Lors du match opposant la France à l’Italie, Maxime Lucu et le pack français ont pour la première fois opté pour un configuration de banc 7-1, une stratégie réputée apportée par les Springboks et utilisée lors du dernier Tournoi des Six Nations par les Français.
Selon les recherches de la Fédération internationale World Rugby, cette tactique qui consiste à avoir sept avants et un seul arrière parmi les remplaçants n’accroit pas significativement le risque de blessure.

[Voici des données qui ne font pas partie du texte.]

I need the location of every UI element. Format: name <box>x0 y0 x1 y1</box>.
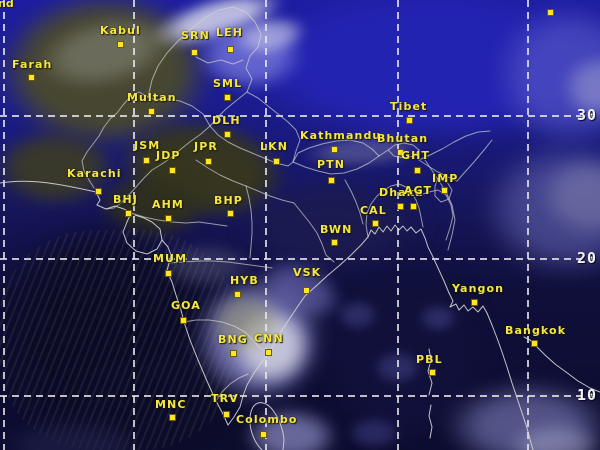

L’approche a tout d’abord suscité des moqueries. Beaucoup se demandaient pourquoi Fabien Galthié, l’entraîneur des Bleus, tenterait d’imiter les Springboks, connus pour cette méthode tactique novatrice. Rassie Erasmus, l’entraîneur sud-africain, avait expliqué que n’avoir des remplaçants principalement en ligne arrière était utile uniquement en cas de blessure ou de mauvaise performance. Selon lui, laisser un arrière sur le banc équivalait à gaspiller un joueur.
L’équipe française a adopté cette tactique lors du dernier Six Nations, notant des succès contre l’Italie, l’Irlande et l’Ecosse. A partir de la 50ème minute, les Bleus, par leur puissance et leur fraicheur, ont apporté un dynamisme nouveau à leur pack. Galthié a expliqué que la décision d’adopter cette approche était conjointement décidée avec le staff et les joueurs malgré les risques potentiels.
Cependant, cette méthode a suscité des critiques, principalement liées aux risques de blessure quand un pack complet est amené autour de la 50ème minute. Gregor Townsend, l’entraîneur écossais, a exprimé des doutes quant à l’idée de remplacer toute une équipe à mi-temps, suggérant que c’était à World Rugby de décider de ce qui était permis à ce sujet.
Alan Gilpin, directeur général de World Rugby, a déclaré que d’un point de vue scientifique et médical, il n’existe pas de problèmes spécifiques à cette stratégie. Il n’a trouvé aucune preuve que l’introduction de nouveaux joueurs dans la dernière partie du match induit un risque accru de blessures.
Avec cette tactique, l’Afrique du Sud a remporté la Coupe du Monde 2023 et la France, le Tournoi 2025. Paul Boudehent, troisième ligne de l’équipe française et du Stade Rochelais, a salué cette approche, affirmant que le but est de donner tout son maximum pendant 50 minutes, sachant qu’il y a des remplacements disponibles. Maxime Lucu, qui a participé à la victoire dans le Tournoi, a également loué cette stratégie.